Our argument is that this is partly because we now have a muddled twin-track system of schooling, where there are local authority-maintained schools of the older style with this new academies system. It has really been only this year—the first time was last year, and now this year—that we have seen the accounts, so that we can properly assess how this system is working alongside the other. We know, for example, that it takes a certain amount of money to convert schools into academies. In fact, in 2017-18 the Department for Education spent £59 million on conversion and re-brokering, but what about the extra costs to local authorities in doing that? What about the hollowing out of local authorities’ ability to support maintained schools? That was an area that the Public Accounts Committee was concerned about. It is an example of cost-shunting by removing an aspect of the system in one part of schools. As far as kids are concerned, they do not care whether they are in academies, free schools or maintained schools.
In my constituency, schools are now almost completely responsible for funding support services. Currently, local schools are covering a shortfall of £2.3 million for higher needs schools. Does my hon. Friend agree that this represents a total failure of the Government to invest in the future of our children?

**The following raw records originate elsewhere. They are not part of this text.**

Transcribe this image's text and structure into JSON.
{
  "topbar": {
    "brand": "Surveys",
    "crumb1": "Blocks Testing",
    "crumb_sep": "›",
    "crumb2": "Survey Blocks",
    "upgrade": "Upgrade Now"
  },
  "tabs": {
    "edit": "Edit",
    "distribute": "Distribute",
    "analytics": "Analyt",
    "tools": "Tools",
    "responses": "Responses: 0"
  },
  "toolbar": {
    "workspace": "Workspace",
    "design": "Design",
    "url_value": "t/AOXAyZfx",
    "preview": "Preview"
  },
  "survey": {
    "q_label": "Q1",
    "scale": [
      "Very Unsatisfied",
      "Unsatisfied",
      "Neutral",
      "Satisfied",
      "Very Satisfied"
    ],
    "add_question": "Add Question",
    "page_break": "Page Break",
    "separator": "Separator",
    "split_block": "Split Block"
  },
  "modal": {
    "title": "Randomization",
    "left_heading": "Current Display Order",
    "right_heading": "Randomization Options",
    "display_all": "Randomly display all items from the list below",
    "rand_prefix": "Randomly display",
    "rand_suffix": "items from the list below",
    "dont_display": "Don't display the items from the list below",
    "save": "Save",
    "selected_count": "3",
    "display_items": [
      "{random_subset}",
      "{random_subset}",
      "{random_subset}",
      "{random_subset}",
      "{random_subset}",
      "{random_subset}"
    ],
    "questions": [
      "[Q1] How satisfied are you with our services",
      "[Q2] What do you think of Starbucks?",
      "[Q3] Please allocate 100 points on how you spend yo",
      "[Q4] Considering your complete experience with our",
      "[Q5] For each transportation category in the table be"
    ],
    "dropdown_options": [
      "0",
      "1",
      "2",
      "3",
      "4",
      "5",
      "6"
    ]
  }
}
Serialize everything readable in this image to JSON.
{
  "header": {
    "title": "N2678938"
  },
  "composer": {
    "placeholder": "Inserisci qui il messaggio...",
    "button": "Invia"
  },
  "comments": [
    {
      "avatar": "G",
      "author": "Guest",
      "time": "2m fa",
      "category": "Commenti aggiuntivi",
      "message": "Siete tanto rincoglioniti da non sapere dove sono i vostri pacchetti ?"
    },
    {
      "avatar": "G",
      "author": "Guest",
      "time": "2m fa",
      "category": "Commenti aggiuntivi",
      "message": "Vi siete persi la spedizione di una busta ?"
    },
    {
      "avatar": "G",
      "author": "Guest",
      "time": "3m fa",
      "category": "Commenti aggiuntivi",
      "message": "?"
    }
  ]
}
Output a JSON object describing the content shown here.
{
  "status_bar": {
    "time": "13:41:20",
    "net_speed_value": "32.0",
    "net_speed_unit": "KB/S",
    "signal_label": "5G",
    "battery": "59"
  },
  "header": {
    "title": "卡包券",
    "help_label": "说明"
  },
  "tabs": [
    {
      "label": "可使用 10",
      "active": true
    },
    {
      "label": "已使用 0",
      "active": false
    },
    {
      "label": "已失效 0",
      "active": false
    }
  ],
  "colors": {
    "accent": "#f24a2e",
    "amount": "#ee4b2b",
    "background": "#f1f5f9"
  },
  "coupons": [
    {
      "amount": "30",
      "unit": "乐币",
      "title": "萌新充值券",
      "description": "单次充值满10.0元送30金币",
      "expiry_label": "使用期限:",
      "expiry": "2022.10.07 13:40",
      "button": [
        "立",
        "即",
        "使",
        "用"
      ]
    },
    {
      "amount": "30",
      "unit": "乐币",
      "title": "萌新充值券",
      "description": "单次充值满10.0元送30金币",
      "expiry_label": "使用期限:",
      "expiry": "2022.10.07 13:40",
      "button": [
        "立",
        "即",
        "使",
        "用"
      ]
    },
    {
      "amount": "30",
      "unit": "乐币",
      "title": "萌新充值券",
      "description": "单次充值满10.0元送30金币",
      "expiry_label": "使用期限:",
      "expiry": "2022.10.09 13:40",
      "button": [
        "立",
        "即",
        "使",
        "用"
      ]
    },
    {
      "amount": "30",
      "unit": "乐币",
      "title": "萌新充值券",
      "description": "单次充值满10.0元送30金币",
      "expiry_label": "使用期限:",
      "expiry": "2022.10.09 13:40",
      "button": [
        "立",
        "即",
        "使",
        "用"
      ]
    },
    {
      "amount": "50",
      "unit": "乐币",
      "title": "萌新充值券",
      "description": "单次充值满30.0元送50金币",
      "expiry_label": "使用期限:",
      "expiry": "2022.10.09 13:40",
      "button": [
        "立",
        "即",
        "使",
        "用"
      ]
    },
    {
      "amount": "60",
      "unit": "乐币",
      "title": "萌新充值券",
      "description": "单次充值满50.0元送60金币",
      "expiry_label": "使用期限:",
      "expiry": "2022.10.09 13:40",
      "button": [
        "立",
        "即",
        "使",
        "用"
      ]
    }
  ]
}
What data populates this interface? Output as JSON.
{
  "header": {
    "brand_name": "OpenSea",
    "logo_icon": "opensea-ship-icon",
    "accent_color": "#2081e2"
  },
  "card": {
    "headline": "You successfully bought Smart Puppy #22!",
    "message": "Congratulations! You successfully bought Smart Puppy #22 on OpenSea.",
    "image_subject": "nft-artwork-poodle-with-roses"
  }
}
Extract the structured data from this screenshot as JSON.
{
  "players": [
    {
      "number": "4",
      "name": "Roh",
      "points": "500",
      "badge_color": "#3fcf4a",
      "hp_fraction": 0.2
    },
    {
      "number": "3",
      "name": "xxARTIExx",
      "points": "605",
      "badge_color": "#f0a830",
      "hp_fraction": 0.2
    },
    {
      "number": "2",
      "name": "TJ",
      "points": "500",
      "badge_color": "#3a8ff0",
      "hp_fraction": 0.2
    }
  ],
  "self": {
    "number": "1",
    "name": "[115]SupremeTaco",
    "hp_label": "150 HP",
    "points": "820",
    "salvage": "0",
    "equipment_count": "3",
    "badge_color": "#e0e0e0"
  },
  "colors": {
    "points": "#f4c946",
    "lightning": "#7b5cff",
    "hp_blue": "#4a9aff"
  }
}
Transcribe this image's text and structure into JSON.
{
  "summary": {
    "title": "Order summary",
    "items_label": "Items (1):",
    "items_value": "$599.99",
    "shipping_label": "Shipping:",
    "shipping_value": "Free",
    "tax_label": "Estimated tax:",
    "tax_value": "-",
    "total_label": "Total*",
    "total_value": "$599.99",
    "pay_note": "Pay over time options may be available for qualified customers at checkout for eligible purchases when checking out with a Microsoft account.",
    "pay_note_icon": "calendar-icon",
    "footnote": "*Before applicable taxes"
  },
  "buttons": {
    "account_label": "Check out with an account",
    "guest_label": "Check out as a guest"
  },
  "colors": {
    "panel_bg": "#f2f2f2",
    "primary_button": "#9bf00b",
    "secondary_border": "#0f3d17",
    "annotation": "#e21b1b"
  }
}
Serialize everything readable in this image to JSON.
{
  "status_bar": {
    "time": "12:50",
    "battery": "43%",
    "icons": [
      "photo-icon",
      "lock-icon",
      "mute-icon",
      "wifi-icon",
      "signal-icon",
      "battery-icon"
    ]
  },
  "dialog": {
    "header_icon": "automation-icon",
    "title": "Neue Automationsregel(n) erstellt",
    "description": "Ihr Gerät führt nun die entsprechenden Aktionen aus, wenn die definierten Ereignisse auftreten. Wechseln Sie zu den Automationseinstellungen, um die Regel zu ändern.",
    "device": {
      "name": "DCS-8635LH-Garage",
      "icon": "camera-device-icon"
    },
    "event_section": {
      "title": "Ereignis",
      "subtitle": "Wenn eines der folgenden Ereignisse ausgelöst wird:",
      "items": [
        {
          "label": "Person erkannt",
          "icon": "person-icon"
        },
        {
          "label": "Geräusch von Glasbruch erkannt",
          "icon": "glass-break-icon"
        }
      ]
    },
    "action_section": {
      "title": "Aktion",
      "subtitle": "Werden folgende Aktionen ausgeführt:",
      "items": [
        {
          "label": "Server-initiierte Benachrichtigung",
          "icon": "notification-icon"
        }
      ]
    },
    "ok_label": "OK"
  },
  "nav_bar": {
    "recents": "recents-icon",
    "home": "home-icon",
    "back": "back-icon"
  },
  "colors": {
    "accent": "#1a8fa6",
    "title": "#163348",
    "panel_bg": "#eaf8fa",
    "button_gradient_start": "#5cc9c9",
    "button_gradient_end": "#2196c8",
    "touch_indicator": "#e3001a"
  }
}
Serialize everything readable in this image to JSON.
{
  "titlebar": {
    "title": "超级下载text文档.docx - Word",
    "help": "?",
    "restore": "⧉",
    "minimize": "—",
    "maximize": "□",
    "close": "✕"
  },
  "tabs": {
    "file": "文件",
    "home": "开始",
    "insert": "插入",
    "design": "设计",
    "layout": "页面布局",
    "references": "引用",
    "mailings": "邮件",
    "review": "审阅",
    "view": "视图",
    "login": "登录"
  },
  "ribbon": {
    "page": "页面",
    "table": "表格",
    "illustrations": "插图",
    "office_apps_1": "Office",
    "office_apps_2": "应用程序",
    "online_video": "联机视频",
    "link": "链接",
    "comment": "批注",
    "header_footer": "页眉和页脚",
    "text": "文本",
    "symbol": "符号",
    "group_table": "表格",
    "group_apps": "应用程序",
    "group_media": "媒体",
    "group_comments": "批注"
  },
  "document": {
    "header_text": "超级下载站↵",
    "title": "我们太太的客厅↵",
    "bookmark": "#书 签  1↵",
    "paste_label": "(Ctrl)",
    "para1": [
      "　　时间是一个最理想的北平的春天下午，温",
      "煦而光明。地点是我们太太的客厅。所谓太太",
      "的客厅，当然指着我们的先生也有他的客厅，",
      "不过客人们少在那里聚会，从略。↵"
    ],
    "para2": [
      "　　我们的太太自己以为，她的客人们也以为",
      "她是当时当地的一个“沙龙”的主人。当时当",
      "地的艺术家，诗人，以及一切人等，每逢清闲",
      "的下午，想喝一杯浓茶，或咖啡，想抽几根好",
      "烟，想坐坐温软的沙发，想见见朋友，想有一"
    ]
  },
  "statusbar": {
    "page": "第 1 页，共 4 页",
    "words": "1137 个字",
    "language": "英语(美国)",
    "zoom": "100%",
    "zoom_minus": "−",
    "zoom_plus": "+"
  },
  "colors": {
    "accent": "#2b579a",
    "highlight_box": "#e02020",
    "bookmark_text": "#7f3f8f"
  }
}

Indeed, we have heard about the higher needs block; that is yet another area where there is cost-shunting.
On the twin-track system, what we need to do is look beyond: is one system better than the other? Actually, we have a lot to learn from the sorts of innovations that we are seeing in schools, but I am not convinced from the evidence we have seen in the Public Accounts Committee that we have a handle on the data. In our recommendations to the Department we have asked it to look at, for example, different types of multi-academy trusts—is there a difference between those that are locally based and those that are spread out or between the rural and the urban? Is there a north-south divide when it comes to academy trusts? What can we learn from the data? At the moment, when the accounts are produced, we do not have that data.
I very much echo what the right hon. Member for Harlow (Robert Halfon) was saying earlier. I firmly believe that this is not just a question of more money for schools. More money is welcome to get them working as they hope to now, but the issue is also about driving efficiency and spreading best practice. Without the data, how will we know what is working best?